Zur Winterfütterung darf nur Zucker aus ökologischem Anbau verwendet
werden. Bioimker auf dem Land arbeiten meist eng mit Landwirten zusammen,
die sich dem ökologischen Landbau verschrieben haben oder sind selbst
Biobauern. Die Stöcke stehen also da, wo die Bienen reichlich und
abwechslungsreiche „Tracht“, also Nahrung finden, am besten über die ganze
Blühsaison weg. Andere Bioimker stellen im Takt der Blühsaison mobile
Bienenwagen an ungefährliche Trachtgebiete, zum Beispiel auch Waldränder,
die mit hoher Wahrscheinlichkeit giftfrei sind.

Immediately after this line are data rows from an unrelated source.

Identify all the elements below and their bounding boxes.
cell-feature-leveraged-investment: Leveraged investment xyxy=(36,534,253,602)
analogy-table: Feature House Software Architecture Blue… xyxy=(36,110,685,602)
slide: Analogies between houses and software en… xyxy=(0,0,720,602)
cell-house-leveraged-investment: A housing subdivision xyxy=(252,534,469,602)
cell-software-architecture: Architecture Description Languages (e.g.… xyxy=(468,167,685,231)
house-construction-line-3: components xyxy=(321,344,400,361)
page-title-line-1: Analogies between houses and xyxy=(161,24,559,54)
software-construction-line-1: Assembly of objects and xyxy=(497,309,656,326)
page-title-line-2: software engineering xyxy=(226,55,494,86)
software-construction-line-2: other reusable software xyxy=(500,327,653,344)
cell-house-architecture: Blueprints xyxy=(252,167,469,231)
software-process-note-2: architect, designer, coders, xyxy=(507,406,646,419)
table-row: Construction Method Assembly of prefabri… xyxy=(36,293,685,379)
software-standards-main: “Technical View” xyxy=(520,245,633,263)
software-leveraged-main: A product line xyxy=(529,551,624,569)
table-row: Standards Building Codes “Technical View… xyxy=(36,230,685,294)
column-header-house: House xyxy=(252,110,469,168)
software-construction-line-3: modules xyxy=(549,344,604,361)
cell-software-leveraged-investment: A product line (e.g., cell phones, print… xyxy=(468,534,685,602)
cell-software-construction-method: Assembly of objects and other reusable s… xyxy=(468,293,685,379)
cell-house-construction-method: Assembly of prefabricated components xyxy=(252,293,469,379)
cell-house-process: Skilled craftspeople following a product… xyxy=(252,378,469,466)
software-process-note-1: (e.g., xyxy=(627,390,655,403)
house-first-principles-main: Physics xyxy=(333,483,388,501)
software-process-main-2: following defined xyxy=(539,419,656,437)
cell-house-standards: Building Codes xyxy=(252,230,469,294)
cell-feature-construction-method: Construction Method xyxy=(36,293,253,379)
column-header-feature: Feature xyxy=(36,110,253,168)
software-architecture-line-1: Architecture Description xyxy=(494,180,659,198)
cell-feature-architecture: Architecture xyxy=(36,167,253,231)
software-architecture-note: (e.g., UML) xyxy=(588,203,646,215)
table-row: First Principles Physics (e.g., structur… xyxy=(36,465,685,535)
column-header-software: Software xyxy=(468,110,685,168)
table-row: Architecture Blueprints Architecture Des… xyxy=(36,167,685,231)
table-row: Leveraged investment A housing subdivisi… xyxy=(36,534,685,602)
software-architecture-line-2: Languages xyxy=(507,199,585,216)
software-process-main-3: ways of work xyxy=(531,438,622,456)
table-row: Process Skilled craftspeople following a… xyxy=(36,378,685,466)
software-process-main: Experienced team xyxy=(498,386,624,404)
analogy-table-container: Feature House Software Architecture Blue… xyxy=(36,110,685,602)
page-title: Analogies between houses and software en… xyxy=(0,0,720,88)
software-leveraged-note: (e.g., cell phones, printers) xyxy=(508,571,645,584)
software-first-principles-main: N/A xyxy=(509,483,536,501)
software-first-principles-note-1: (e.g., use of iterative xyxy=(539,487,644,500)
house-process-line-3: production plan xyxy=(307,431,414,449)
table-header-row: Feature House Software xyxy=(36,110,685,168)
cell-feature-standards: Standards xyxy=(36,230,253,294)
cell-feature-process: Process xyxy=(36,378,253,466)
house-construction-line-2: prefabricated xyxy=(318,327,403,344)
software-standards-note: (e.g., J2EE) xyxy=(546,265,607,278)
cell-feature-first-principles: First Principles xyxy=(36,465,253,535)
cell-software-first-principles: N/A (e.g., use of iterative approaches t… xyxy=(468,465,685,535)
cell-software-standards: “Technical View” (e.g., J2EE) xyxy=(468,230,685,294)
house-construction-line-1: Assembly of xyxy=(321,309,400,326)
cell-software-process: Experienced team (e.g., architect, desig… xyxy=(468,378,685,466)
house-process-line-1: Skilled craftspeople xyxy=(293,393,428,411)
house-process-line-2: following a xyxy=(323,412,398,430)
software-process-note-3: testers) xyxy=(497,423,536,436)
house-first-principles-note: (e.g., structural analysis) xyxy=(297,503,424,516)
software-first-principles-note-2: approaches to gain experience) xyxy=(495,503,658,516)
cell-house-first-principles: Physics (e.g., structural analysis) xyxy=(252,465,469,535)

Doch der Radius von Honigbienen reicht bis zu fünf Kilometern. Ob Felder
und Bäume, die sie anfliegen, konventionell oder ökologisch bewirtschaftet
werden, interessiert die Tiere logischerweise nicht. Das erfordert vom
Bioimker vorausschauende Planung beim Aufstellen der Bienenstöcke sowie
eine umfassende Kenntnis der Region. „Wir bestimmen sozusagen
Flugverbotszonen für die Bienen, das sind zum Beispiel die Nähe von großen
Obstplantagen oder auch Felder bei Mülldeponien“, sagt Züchter Mark-Wilhelm
Kohfink, der im ländlichen Berliner Stadtteil Kaulsdorf lebt. Er stammt aus
einer alten Imkerfamilie, sein Urgroßvater hat bereits um 1890 Bienen in
Palästina gezüchtet und das Imkern bei seiner Rückkehr in die alte Heimat
mitgebracht. Kohfinks „Imkerei am Pflanzgarten“ ist seit 2007 ein
„Bioland“-Betrieb, er hält rund 120 Bienenvölker, einen Großteil davon in
Kaulsdorf zwischen Volkspark Wuhlheide, Kleingärten und Einfamilienhäusern.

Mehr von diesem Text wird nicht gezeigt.